The following is based on a series of my postings at from 25 March, 2008

I built my first speaker at the age of 16 and I was never fully satisfied with my results since then; even when I became more skilled, and learned more about acoustics, electronics, mechanics, physiology of the hearing system, and human perception in general ...

What is the search about ?

My view has changed a lot in the last few years. I always anticipated that minimizing 'errors' in a technical way alone does not lead to good results. We have to consider the qualities on which our perception system is based. Today I think that trying to build good systems is to explore our perception of things. It makes me wondering every time, when I listen to a certain system, which gives rather good performance subjectively while performing poorly from the 'measurement' point of view. Some systems recognized as being 'good' by a wide range of listeners suffer from obvious technical drawbacks like:

  • patchy amplitude response v. frequency
  • high non-linear distortion in a certain frequency range

  • ... and so on.

    Those imperfect examples are often more instructional, than the exploration of a system which is 'known' to be unobtrusive from the measurement point of view. This is because it points me to what is important and what is not.

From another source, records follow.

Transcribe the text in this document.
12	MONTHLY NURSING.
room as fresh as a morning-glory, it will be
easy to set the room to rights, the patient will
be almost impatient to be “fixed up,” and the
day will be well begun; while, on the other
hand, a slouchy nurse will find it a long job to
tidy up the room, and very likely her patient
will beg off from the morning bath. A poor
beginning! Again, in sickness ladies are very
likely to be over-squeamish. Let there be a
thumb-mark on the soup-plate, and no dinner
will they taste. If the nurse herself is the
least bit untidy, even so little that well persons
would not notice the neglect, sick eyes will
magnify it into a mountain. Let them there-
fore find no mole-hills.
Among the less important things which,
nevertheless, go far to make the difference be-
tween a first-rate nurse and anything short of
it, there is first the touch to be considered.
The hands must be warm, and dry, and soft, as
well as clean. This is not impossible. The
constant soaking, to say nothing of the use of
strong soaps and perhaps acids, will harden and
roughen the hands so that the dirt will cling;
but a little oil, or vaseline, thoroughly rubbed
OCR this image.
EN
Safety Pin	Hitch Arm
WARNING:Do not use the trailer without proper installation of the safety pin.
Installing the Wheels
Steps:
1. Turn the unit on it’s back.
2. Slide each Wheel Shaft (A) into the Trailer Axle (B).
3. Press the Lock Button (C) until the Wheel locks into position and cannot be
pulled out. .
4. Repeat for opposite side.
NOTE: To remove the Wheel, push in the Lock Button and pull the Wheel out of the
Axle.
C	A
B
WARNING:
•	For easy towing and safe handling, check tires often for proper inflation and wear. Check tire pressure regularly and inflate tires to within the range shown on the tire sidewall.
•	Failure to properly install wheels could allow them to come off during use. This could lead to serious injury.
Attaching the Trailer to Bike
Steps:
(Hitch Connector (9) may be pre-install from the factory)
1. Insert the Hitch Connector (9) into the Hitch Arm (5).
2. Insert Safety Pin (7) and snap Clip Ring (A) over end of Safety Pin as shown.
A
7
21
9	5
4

    My attempt here is to offer you my current, very subjective, but incomplete list of important and unimportant traits, maybe as fodder for further discussion. I am sure that your 'lists' will differ, but maybe there is some overlap:

  • Smooth amplitude v. frequency response at a fixed point in the listening room is NOT VERY IMPORTANT
  • Smooth amplitude response outside the critical bandwidth (say broadband telephony 0,2 … 7 Khz bandwidth)
       at a fixed point in the listening room is EVEN LESS IMPORTANT

  • Large bandwidth is IMPORTANT
  • Balanced dispersion of energy over the entire frequency range in the listening room as a whole is IMPORTANT
  • Controlled directivity which means "no sharp discontinuities in horizontal and vertical radiation angle v. frequency"

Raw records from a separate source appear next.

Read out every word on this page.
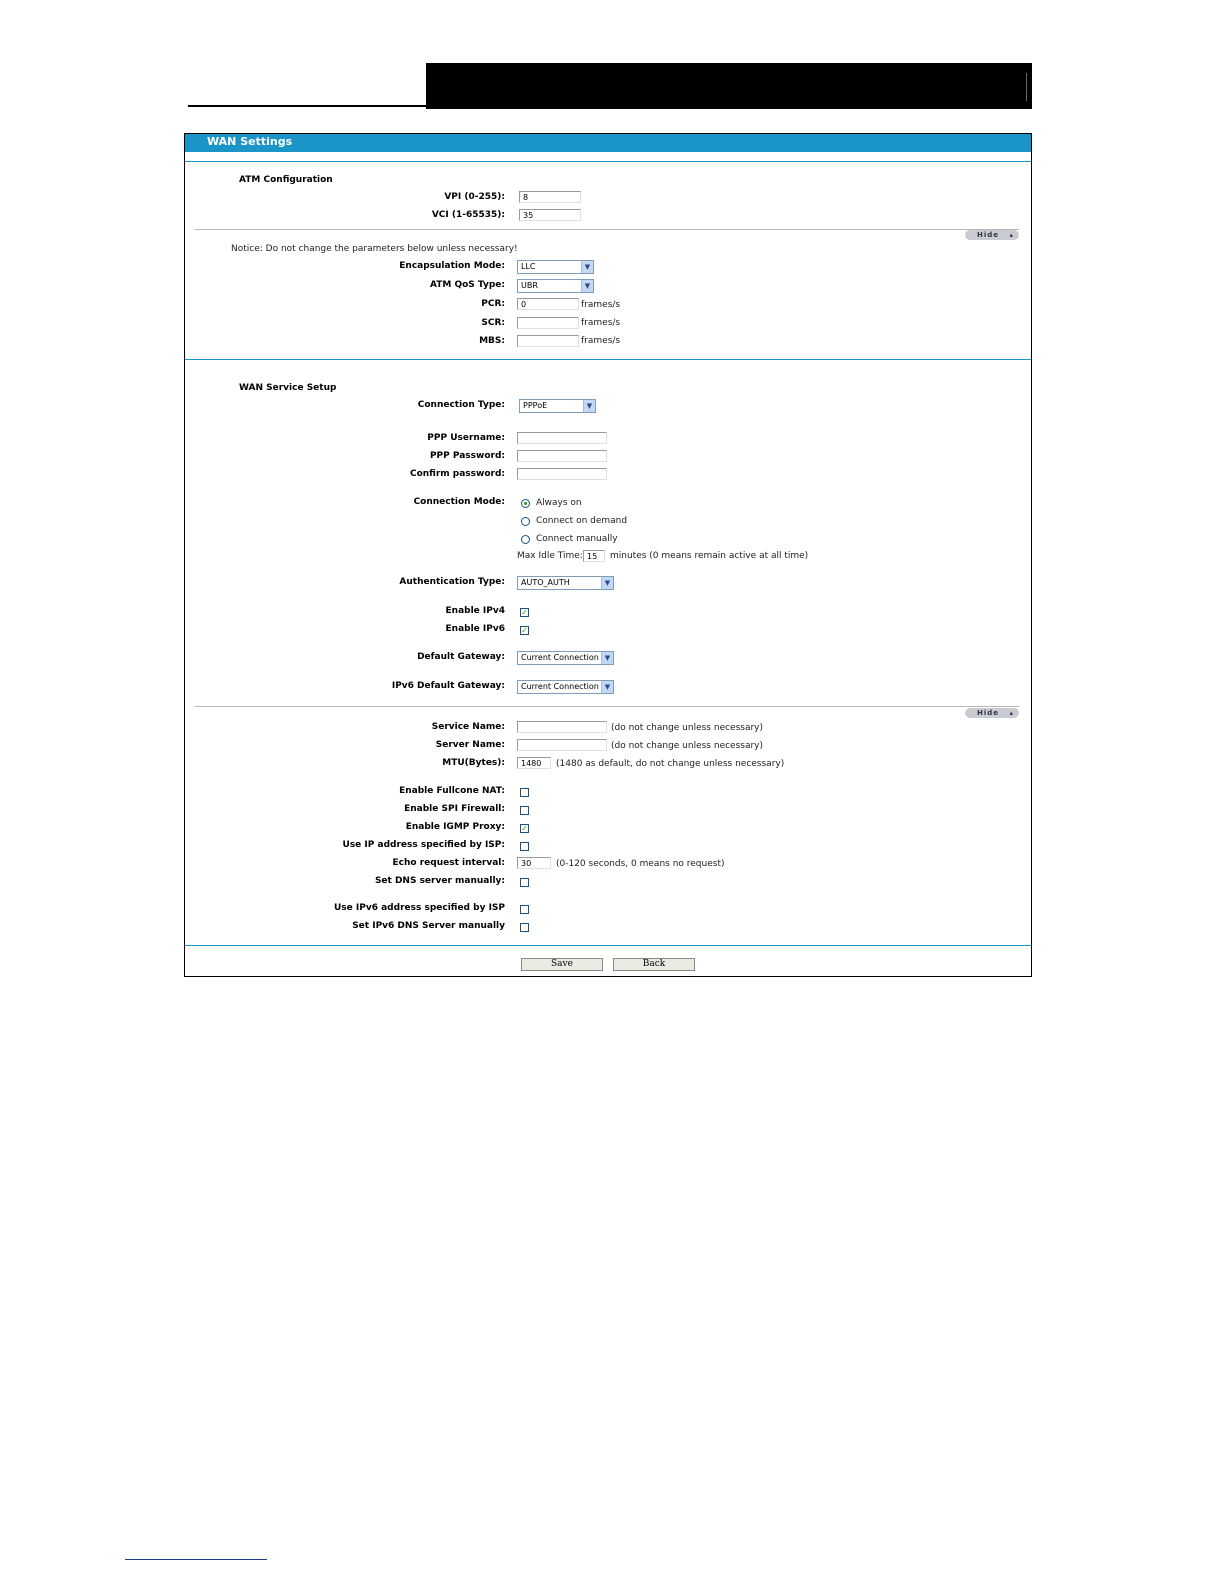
WAN Settings
ATM Configuration
VPI (0-255):	8
VCI (1-65535):	35
Hide ▴
Notice: Do not change the parameters below unless necessary!
Encapsulation Mode:	LLC	▼
ATM QoS Type:	UBR	▼
PCR:	0	frames/s
SCR:	frames/s
MBS:	frames/s
WAN Service Setup
Connection Type:	PPPoE	▼
PPP Username:
PPP Password:
Confirm password:
Connection Mode:	Always on
Connect on demand
Connect manually
Max Idle Time: 15	minutes (0 means remain active at all time)
Authentication Type:	AUTO_AUTH	▼
Enable IPv4 ✓
Enable IPv6 ✓
Default Gateway:	Current Connection ▼
IPv6 Default Gateway:	Current Connection ▼
Hide ▴
Service Name:	(do not change unless necessary)
Server Name:	(do not change unless necessary)
MTU(Bytes):	1480	(1480 as default, do not change unless necessary)
Enable Fullcone NAT:
Enable SPI Firewall:
Enable IGMP Proxy: ✓
Use IP address specified by ISP:
Echo request interval:	30	(0-120 seconds, 0 means no request)
Set DNS server manually:
Use IPv6 address specified by ISP
Set IPv6 DNS Server manually
Save	Back
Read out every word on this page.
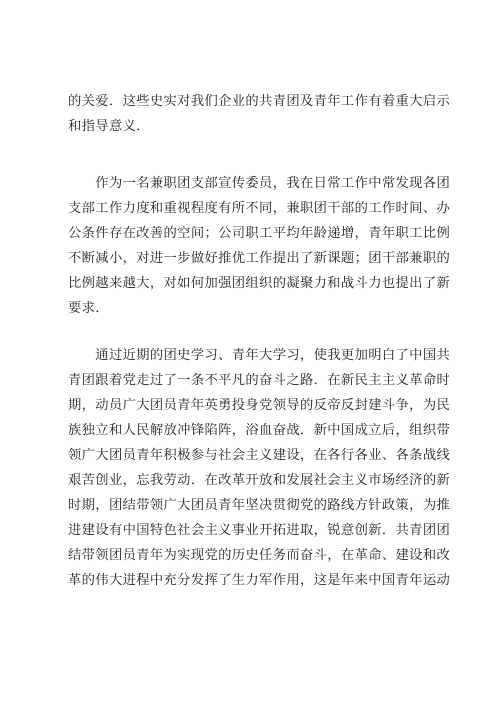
的关爱．这些史实对我们企业的共青团及青年工作有着重大启示
和指导意义．
　　作为一名兼职团支部宣传委员，我在日常工作中常发现各团
支部工作力度和重视程度有所不同，兼职团干部的工作时间、办
公条件存在改善的空间；公司职工平均年龄递增，青年职工比例
不断减小，对进一步做好推优工作提出了新课题；团干部兼职的
比例越来越大，对如何加强团组织的凝聚力和战斗力也提出了新
要求．
　　通过近期的团史学习、青年大学习，使我更加明白了中国共
青团跟着党走过了一条不平凡的奋斗之路．在新民主主义革命时
期，动员广大团员青年英勇投身党领导的反帝反封建斗争，为民
族独立和人民解放冲锋陷阵，浴血奋战．新中国成立后，组织带
领广大团员青年积极参与社会主义建设，在各行各业、各条战线
艰苦创业，忘我劳动．在改革开放和发展社会主义市场经济的新
时期，团结带领广大团员青年坚决贯彻党的路线方针政策，为推
进建设有中国特色社会主义事业开拓进取，锐意创新．共青团团
结带领团员青年为实现党的历史任务而奋斗，在革命、建设和改
革的伟大进程中充分发挥了生力军作用，这是年来中国青年运动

  • Spectral decay above the critical bandwidth is NOT VERY IMPORTANT
  • Spectral decay at very low frequencies is NOT VERY IMPORTANT
  • Spectral decay from mid-bass to the presence range is VERY IMPORTANT
  • Invariance of all parameters considered important against different power levels (especially against very low power levels)
       which are needed for the perception of subtle dynamic changes is VERY IMPORTANT

  • Every distinct pattern of "misbehaviour" of the reproduction chain like

  • a resonance pattern or
  • a pattern of sharp directivity changes vs. frequency or
  • a distortion pattern occuring at certain levels of power

  • makes the transducing device identifiable easily to our hearing system and hampers it in its attempt to compensate for 'minor flaws', which are allowed.